The Court of Appeals found that Well’s argument on this
issue failed
two reasons. First, it ignores [her]
statement to Street, the store's loss prevention officer, that she was stealing
and she knew it was wrong. She said she thought she could get away with it. Second, [Wells] told
Street that if a customer wanted a price reduction, `I would call a manager.’

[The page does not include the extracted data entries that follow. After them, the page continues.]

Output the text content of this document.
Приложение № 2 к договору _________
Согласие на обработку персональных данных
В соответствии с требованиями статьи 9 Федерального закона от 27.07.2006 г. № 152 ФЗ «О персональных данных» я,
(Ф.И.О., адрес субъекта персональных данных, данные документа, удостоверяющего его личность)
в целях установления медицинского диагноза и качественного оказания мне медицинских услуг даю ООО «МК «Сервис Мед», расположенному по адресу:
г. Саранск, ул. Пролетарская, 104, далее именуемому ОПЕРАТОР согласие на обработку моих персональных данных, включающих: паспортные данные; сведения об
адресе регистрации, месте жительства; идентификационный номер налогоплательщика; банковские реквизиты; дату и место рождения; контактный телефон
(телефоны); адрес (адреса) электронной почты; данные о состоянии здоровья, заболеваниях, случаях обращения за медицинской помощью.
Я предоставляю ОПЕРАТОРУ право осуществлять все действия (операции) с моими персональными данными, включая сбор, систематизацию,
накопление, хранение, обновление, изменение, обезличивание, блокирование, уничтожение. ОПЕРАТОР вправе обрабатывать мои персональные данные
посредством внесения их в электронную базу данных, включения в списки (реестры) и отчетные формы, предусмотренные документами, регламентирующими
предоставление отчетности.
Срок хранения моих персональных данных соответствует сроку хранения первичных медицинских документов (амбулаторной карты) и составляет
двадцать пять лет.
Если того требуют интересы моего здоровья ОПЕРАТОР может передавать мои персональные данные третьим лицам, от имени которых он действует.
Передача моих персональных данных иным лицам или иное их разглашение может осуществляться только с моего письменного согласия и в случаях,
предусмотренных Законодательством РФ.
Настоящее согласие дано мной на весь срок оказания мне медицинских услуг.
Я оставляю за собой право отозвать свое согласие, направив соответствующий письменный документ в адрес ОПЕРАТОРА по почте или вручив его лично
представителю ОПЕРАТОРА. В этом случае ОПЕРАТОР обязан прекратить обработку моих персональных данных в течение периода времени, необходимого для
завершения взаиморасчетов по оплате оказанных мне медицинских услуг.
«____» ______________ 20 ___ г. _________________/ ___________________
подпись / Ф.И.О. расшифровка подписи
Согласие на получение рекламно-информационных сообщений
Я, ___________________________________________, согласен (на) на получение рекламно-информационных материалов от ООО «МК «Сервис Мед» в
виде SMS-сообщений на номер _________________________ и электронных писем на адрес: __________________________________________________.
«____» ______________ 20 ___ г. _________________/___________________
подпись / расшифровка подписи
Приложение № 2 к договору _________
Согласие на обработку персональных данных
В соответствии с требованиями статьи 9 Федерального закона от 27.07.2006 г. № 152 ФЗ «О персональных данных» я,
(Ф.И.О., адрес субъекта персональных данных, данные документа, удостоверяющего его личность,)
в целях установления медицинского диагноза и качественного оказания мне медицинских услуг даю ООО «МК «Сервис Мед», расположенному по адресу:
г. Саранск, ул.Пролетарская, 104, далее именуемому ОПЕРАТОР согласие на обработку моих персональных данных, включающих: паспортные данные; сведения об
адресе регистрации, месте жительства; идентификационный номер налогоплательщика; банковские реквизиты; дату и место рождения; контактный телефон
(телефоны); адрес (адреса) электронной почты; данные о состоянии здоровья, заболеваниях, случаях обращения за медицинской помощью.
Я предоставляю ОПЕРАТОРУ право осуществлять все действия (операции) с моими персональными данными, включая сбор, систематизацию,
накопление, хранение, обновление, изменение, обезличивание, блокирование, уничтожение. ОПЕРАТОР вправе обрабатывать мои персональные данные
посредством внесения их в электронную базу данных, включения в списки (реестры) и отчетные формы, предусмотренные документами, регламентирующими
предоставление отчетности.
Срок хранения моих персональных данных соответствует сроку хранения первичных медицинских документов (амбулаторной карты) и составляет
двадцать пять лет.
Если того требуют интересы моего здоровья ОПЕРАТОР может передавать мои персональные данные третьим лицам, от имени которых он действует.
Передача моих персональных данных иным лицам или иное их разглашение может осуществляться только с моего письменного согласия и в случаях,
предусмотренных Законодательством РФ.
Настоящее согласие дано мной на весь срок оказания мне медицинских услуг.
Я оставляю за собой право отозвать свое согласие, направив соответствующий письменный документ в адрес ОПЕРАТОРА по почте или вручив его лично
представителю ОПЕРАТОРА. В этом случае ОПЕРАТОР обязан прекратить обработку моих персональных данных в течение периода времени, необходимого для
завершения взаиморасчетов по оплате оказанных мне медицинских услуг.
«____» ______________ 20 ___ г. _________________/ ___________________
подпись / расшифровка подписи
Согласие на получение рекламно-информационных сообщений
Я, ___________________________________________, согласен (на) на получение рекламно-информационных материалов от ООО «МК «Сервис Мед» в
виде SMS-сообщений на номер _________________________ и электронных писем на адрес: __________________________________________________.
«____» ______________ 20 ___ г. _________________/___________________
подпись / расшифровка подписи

During the transaction which is the subject of this appeal, she did not call a
manager. Further, Street testified that a sales associate, in order to mark
down a sale price, must get permission from a manager, except in limited
circumstances not applicable here. Furthermore, in addition to these
unauthorized markdowns, [Wells] also gave away other shirts to the customer.
Wells v. Commonwealth,
supra.
The court concluded by first rejecting her argument that
“proof of misappropriation of property is not enough to prove embezzlement” and
then finding that
the evidence proved more than that [Wells]
simply misappropriated Macy's property. [She] admitted to stealing her
employer's property. Further, there was evidence that [her] acts were
unauthorized.
Wells v. Commonwealth,
supra. For this and other reasons,
it affirmed her conviction (and whatever punishment was imposed on her – the
opinion does not say what it was). Wells v. Commonwealth, supra.
3 comments:
here are a couple of articles that you might want to talk about. I realize that one of them is 2 yrs old, but it is quite a case and I have never heard of the ACLU being able to do something like that.
http://www.wired.com/threatlevel/2010/03/sexting-lawsuit/?utm_source=Contextly&utm_medium=RelatedLinks&utm_campaign=Previous
http://www.wired.com/threatlevel/2012/05/new-york-porn-surfing/
what does this case have to do with cybercrime?
(i) the override on the computer/register;
(ii) the crashed hard drive on the digital recorder;
(iii) the doctrinal proposition that manipulating digital devices to appropriate property for someone constitutes embezzlement.